Zuerst einmal: Englische Oper, das ist – bis herauf zu Benjamin Britten – ganz einfach ein Unding. Die puritanischen Engländer hatten die meiste Zeit über, wenn sie nicht grade ein paar Jahre lang verrückt auf Händels Opern waren, für das Singen von Theatertexten wenig übrig. Was dabei einer Oper am nächsten kam, war die semi-opera, die mit Henry Purcell ihre äußerst kurze Blüte feierte. Dabei wurde in ein Stück Sprechtheater reichlich Musik eingebaut: Ouvertüren im französischen Stil, Ballettstücke, Arien, Duette und Chorpartien.
Im Theater an der Wien kann man sich davon überzeugen, dass die recht erheblichen Mengen kompositorischer Beiträge einer solchen Produktion zwar die Länge, aber nicht die Form einer Oper ergeben. Man spielt über 3 Stunden hinweg unter Hinweglassung des gesamten gesprochenen Textes die musikalischen Einlagen des Stücks The Fairy Queen – wie sie schon vor vielen Jahren Nikolaus Harnoncourt mit Barbara Bonney auf CD eingespielt hat. Das bringt viel wunderbare Musik und gar viele Gelegenheiten für die Sänger – aber eben doch keine Oper.
Das musikalische Konglomerat war auch nie als eine gemeinsame Masse gedacht: die einzelnen Einlagen in das Sprechstück hängen miteinander zusammen wie die Top 30 dieser Woche. Gar nicht.
Regisseurin Mariame Clément hat sich redlich Mühe gegeben, dem zerfahrenen Haufen Nummern mittels einer völlig neuen Handlung so etwas wie eine Geschichte einzupflanzen. Das kann man sogar – und erst recht in Anbetracht der Schwierigkeiten – als gelungen bezeichnen: Theatertruppe probt ein Stück, Weiblein und Männlein lieben kreuz und quer und vornehmlich aneinander vorbei. Also allemal Stoff für eine große Oper. Händels Librettisten hatten auch nicht mehr zu bieten.

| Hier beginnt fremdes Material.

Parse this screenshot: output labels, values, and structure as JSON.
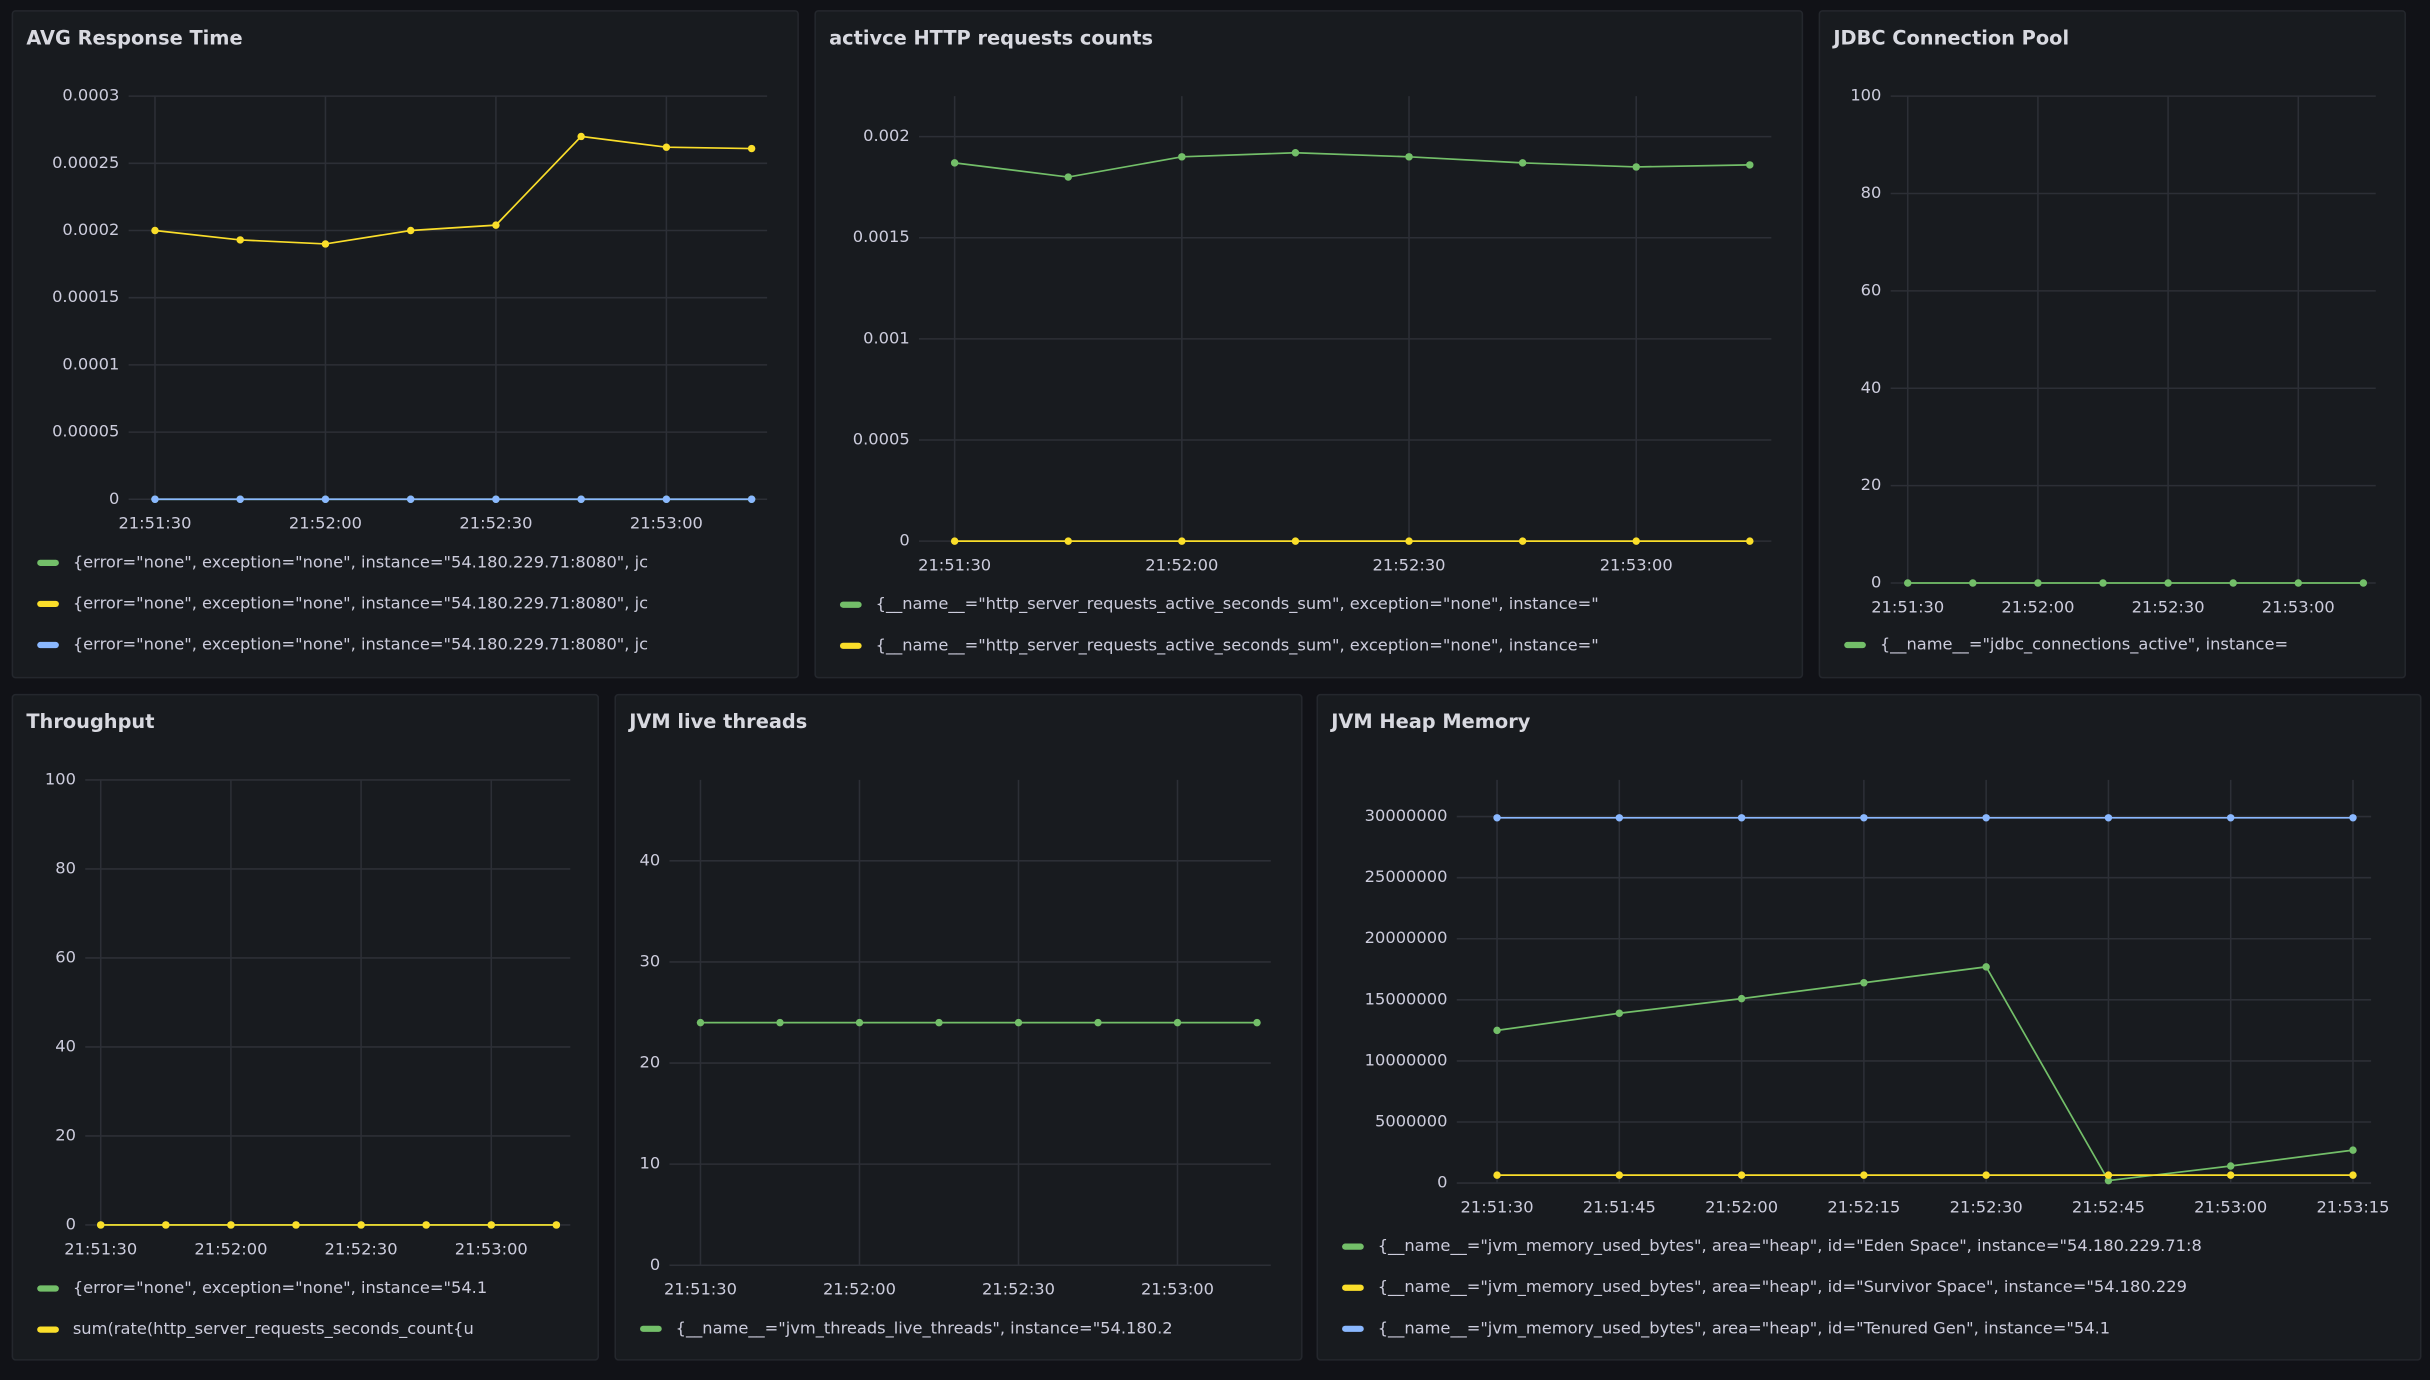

Aber Händel komponierte Opern aus einem Guss, selbst da, wo er sich im Steinbruch eigener und fremder Werke bediente. Das fehlt bei Purcell leider ganz und gar und schmerzlich. Vor allem lässt sich mit dem recht hohen Anteil an Orchestermusik auch keine Handlung vorantreiben – nicht ungeschickt zwar umschifft von der zusätzlich herangezogenen Librettistin Lucy Wadham, die den Personen Gedankensplitter unterlegt, für uns sichtbar overhead projiziert. Das kommt aber nicht gegen ein Recitativ an.
Überdies merkt man, dass die musikalische Tradition, in der Purcell an diesem Punkte seines kurzen Lebens steht, noch gar nicht reif ist für die Erfordernisse der Opernbühne, jedenfalls gemessen an dem, was im barocken Frankreich oder Italien auf den Spielplänen stand. Da stehen kontrapunktisch ausdifferenzierte orchestrale Piècen, wie sie genauso gut am Hofe des Sonnenkönigs erklingen hätten können, neben mehrstimmigen Liedern – aber eben doch nur Liedern. Ensembles verkommen dabei zu pseudo-lustigen Wechselgesängen.
Wenn im dritten Akt die wundervolle Anna Prohaska das mit Koloraturen gespickte Ye genle spirits of the air singt, dann kommt endlich wahre Begeisterung auf. Dafür lasse ich die ganze Bonney-CD links liegen!
Wie überhaupt die Besetzung geradezu himmlisch wäre: Kurt Streit und Florian Bösch, aber auch Marie-Claude Chappuis und Rupert Charlesworth, dazu aus dem Jungen Ensemble Florian Köfler und Carolina Lippo… nicht zu vergessen, wie immer, der Arnold Schönberg Chor.
Unter Christophe Rousset musizieren verlässlich Les Talens Lyriques – alles zusammen ein Ensemble für eine prächtige Opernproduktion! Die nur leider mangels eines so zu nennenden Werkes ausfällt. So eine halbe Oper ist im Grunde keine Oper.